AV devices are not the same as PCs and generally don’t need as much memory as smartphones. But they still need a bit of memory to do what they do. Everything from smart speakers to smart TVs to in-car entertainment systems use RAM alongside their processors, and some of them also use NAND storage, because they’re just little computers at heart; the prices of these two components are skyrocketing.
We’ve already seen Samsung warn that the prices of its TVs could rise due to component shortages, while there have been warnings about smartphone makers cutting their specifications for this year’s mobile phones, reducing their memory to reduce manufacturing costs.
And according to NPR, memory prices are expected to rise again this year. As Avril Wu of consulting firm Trendforce told NPR, “I keep telling everyone that if you want a device, you buy it now.”
How AI Could Affect the VA
AI data centers don’t use the same memory chips as a DAC or high-resolution audio player: they use high-bandwidth memory (HBM), not the DDR RAM you’ll find in a PC or PlayStation. But these different chips are made from the same type of semiconductor wafers, and these wafers are increasingly in demand because HBM uses about three times as many of these wafers as DDR5 RAM.
They are also much more profitable to sell, and as a result, many companies are moving away from consumer memory chips and focusing on data center ones. So, for example, Micron, one of the Big Three memory makers alongside SK Hynix and Samsung Electronics, closed its long-standing consumer memory business, Crucial, “to improve supply and support to our larger strategic customers in faster-growing segments.” In other words, A.I.
While some manufacturers are changing focus, new capacity for other types of memory is not arriving fast enough to cover demand. So, for example, in October, SK Hynix announced that it “has already ensured full customer demand for all of its DRAM and NAND production for next year” and that it will have to increase its production to cope with market demands – but even the equipment to TO DO the price of chips is expected to increase.
In the short term, this means higher memory prices. Much higher prices.

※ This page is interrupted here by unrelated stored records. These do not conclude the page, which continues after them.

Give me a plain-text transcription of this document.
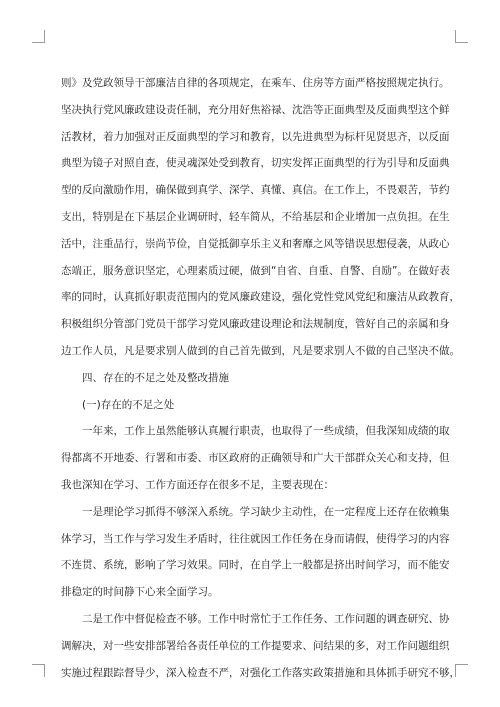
则》及党政领导干部廉洁自律的各项规定，在乘车、住房等方面严格按照规定执行。
坚决执行党风廉政建设责任制，充分用好焦裕禄、沈浩等正面典型及反面典型这个鲜
活教材，着力加强对正反面典型的学习和教育，以先进典型为标杆见贤思齐，以反面
典型为镜子对照自查，使灵魂深处受到教育，切实发挥正面典型的行为引导和反面典
型的反向激励作用，确保做到真学、深学、真懂、真信。在工作上，不畏艰苦，节约
支出，特别是在下基层企业调研时，轻车简从，不给基层和企业增加一点负担。在生
活中，注重品行，崇尚节俭，自觉抵御享乐主义和奢靡之风等错误思想侵袭，从政心
态端正，服务意识坚定，心理素质过硬，做到“自省、自重、自警、自励”。在做好表
率的同时，认真抓好职责范围内的党风廉政建设，强化党性党风党纪和廉洁从政教育，
积极组织分管部门党员干部学习党风廉政建设理论和法规制度，管好自己的亲属和身
边工作人员，凡是要求别人做到的自己首先做到，凡是要求别人不做的自己坚决不做。

四、存在的不足之处及整改措施

(一)存在的不足之处

一年来，工作上虽然能够认真履行职责，也取得了一些成绩，但我深知成绩的取
得都离不开地委、行署和市委、市区政府的正确领导和广大干部群众关心和支持，但
我也深知在学习、工作方面还存在很多不足，主要表现在：

一是理论学习抓得不够深入系统。学习缺少主动性，在一定程度上还存在依赖集
体学习，当工作与学习发生矛盾时，往往就因工作任务在身而请假，使得学习的内容
不连贯、系统，影响了学习效果。同时，在自学上一般都是挤出时间学习，而不能安
排稳定的时间静下心来全面学习。

二是工作中督促检查不够。工作中时常忙于工作任务、工作问题的调查研究、协
调解决，对一些安排部署给各责任单位的工作提要求、问结果的多，对工作问题组织
实施过程跟踪督导少，深入检查不严，对强化工作落实政策措施和具体抓手研究不够，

CNBC reports that RAM prices are expected to increase “more than 50% this quarter compared to the last quarter of 2025.” And the Bloomsbury Intelligence and Security Institute says that “DRAM prices have also jumped 171% year over year, outpacing gold, while DDR5 spot prices have quadrupled since September 2025. DRAM and NAND prices have doubled in a single month.”
Although capacity will be added to existing production plants and new plants will be built, this capacity is not expected to come online until 2027.

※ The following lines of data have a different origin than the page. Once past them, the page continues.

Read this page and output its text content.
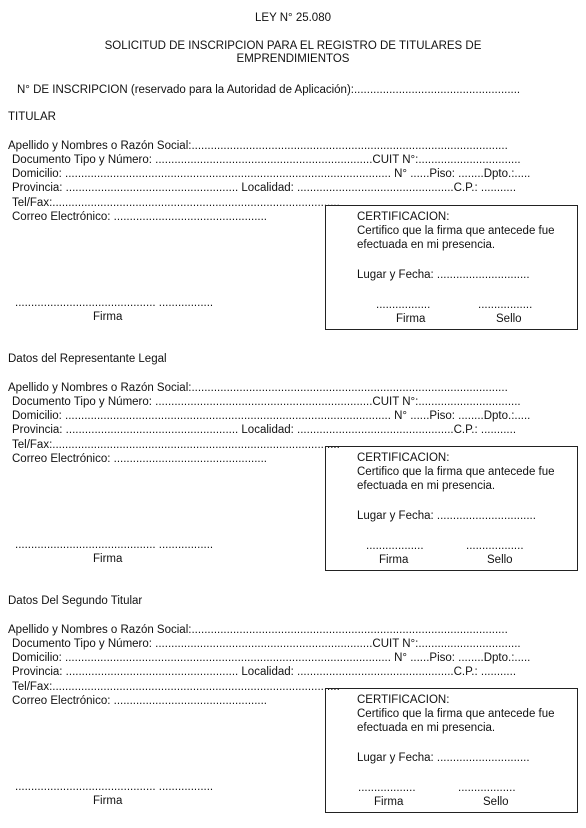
LEY N° 25.080
SOLICITUD DE INSCRIPCION PARA EL REGISTRO DE TITULARES DE
EMPRENDIMIENTOS
N° DE INSCRIPCION (reservado para la Autoridad de Aplicación):....................................................
TITULAR
Apellido y Nombres o Razón Social:...................................................................................................
Documento Tipo y Número: ....................................................................CUIT N°:................................
Domicilio: ...................................................................................................... N° ......Piso: ........Dpto.:.....
Provincia: ...................................................... Localidad: .................................................C.P.: ...........
Tel/Fax:..........................................................................................
Correo Electrónico: ................................................
............................................ .................
Firma
CERTIFICACION:
Certifico que la firma que antecede fue
efectuada en mi presencia.
Lugar y Fecha: .............................
.................	.................
Firma	Sello
Datos del Representante Legal
Apellido y Nombres o Razón Social:...................................................................................................
Documento Tipo y Número: ....................................................................CUIT N°:................................
Domicilio: ...................................................................................................... N° ......Piso: ........Dpto.:.....
Provincia: ...................................................... Localidad: .................................................C.P.: ...........
Tel/Fax:..........................................................................................
Correo Electrónico: ................................................
............................................ .................
Firma
CERTIFICACION:
Certifico que la firma que antecede fue
efectuada en mi presencia.
Lugar y Fecha: ...............................
..................	..................
Firma	Sello
Datos Del Segundo Titular
Apellido y Nombres o Razón Social:...................................................................................................
Documento Tipo y Número: ....................................................................CUIT N°:................................
Domicilio: ...................................................................................................... N° ......Piso: ........Dpto.:.....
Provincia: ...................................................... Localidad: .................................................C.P.: ...........
Tel/Fax:..........................................................................................
Correo Electrónico: ................................................
............................................ .................
Firma
CERTIFICACION:
Certifico que la firma que antecede fue
efectuada en mi presencia.
Lugar y Fecha: .............................
..................	..................
Firma	Sello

This will likely have two key impacts on the AV hardware market. The first is that we’ll see long-term price increases, particularly in the budget end of the market where manufacturers can’t just swallow the increased costs: there’s a lot less margin on a $300 smart TV than there is at $3,000.
The second is that manufacturers could go back to the drawing board, as some smartphone companies have done, by limiting the specifications of their next products to compensate for shortages and price increases. It could also persuade some companies to postpone their product plans altogether until market conditions are more favorable.
We’ve been here before, of course: I remember the completely fruitless search for stock AV receivers after chip production was halted during COVID lockdowns. At least this time we know the component crisis is coming and can plan purchases accordingly.